Implementing empiric additional precautions

Contact and droplet precautions

(WHO, 2020)

  • Health care workers (HCWs) should follow guidelines in the following section on PPE;
  • Equipment should be either single-use and disposable or dedicated equipment (e.g. stethoscopes, blood pressure cuffs and thermometers).
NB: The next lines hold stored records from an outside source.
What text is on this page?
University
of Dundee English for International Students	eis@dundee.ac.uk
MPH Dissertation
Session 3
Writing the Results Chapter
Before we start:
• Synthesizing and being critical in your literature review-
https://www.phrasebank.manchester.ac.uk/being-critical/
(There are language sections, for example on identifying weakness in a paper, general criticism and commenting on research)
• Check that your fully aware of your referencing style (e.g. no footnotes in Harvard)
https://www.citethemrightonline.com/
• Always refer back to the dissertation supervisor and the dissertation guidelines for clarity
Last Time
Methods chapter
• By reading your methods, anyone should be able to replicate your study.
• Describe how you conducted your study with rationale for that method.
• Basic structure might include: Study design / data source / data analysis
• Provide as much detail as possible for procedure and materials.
If equipment needs to be shared among patients, clean and disinfect it between use for each individual patient (e.g. by using ethyl alcohol 70%);
  • HCWs should refrain from touching eyes, nose, or mouth with potentially contaminated gloves or bare hands;
  • Where possible, a specific HCW should be designated to care exclusively for suspected or confirmed cases to reduce the risk of transmission;

Airborne precautions for aerosol-generating procedures (AGPs)

(WHO, 2020)

Aerosol generating procedures (AGPs) create an airborne risk of transmission of COVID-19. The following AGPs are taken as example from physiotherapy guidelines and include:

  • Cough generating procedures e.g. a cough during treatment, a huff;
  • Positioning / gravity assisted drainage techniques and manual techniques (e.g. expiratory vibrations, percussion, manual assisted cough) that may trigger a cough and the expectoration of sputum;
  • Manual hyperinflation (MHI);
  • Inspiratory muscle training;
  • Sputum inductions;
  • Any mobilisation or therapy that may result in coughing and expectoration of mucus.
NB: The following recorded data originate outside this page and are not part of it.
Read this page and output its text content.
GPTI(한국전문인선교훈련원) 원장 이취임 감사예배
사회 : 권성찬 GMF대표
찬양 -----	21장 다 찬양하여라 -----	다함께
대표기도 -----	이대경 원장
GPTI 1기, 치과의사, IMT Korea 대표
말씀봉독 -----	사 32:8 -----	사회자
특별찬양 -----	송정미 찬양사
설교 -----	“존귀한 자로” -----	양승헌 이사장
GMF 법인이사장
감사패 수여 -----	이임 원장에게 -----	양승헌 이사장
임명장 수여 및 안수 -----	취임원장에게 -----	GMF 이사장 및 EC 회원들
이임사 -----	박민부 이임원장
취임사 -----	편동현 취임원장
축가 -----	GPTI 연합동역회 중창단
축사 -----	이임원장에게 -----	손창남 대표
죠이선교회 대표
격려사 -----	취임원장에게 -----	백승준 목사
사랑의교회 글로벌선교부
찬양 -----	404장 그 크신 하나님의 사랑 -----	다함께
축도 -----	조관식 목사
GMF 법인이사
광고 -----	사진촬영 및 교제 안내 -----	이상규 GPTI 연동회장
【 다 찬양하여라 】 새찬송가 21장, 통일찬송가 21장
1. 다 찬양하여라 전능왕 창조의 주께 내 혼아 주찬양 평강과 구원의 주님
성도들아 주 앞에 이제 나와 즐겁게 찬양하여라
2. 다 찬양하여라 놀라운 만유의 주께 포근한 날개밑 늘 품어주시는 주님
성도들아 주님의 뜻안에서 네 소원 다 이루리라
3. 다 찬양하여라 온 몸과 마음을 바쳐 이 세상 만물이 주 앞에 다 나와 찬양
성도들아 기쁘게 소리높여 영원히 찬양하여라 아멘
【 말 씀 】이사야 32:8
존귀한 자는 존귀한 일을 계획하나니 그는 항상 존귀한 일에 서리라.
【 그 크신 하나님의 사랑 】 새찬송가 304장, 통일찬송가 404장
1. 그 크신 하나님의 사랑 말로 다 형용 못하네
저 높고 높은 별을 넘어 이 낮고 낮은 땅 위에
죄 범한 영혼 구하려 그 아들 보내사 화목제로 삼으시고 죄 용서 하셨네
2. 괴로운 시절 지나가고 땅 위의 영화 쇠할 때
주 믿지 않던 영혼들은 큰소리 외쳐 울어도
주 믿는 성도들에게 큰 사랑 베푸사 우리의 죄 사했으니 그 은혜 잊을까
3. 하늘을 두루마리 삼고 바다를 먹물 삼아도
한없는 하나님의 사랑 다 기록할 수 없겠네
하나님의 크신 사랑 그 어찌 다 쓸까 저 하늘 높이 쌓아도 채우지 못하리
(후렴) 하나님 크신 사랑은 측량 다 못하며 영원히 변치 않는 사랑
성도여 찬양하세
(N.B. It is not clear which osteopathic techniques are AGPs at this moment in time but likely examples would be; supine thoracic HVT, upper rib sternal thrusts, any exercise that gets the patient out of breath, deep breathing techniques.)

If it is deemed essential, and cannot be performed in another manner (ie. prone, from behind etc), ensure the following precautions are taken:

  • Perform procedures in an adequately ventilated room – that is, natural ventilation with good air-flow;
  • Use a particulate respirator at least as protective as a FFP2, or equivalent.  When HCWs put on a disposable particulate respirator, they must always perform the seal check. Note that facial hair (e.g. a beard) may prevent a proper respirator fit;
  • Use eye protection (i.e. goggles or a face shield);
  • Wear a clean, non-sterile, long-sleeved gown and gloves. If gowns are not fluid-resistant, HCWs should use a waterproof apron for procedures expected to create high volumes of fluid that might penetrate the gown;
  • Limit the number of persons present in the room to the absolute minimum required for the patient’s care and support.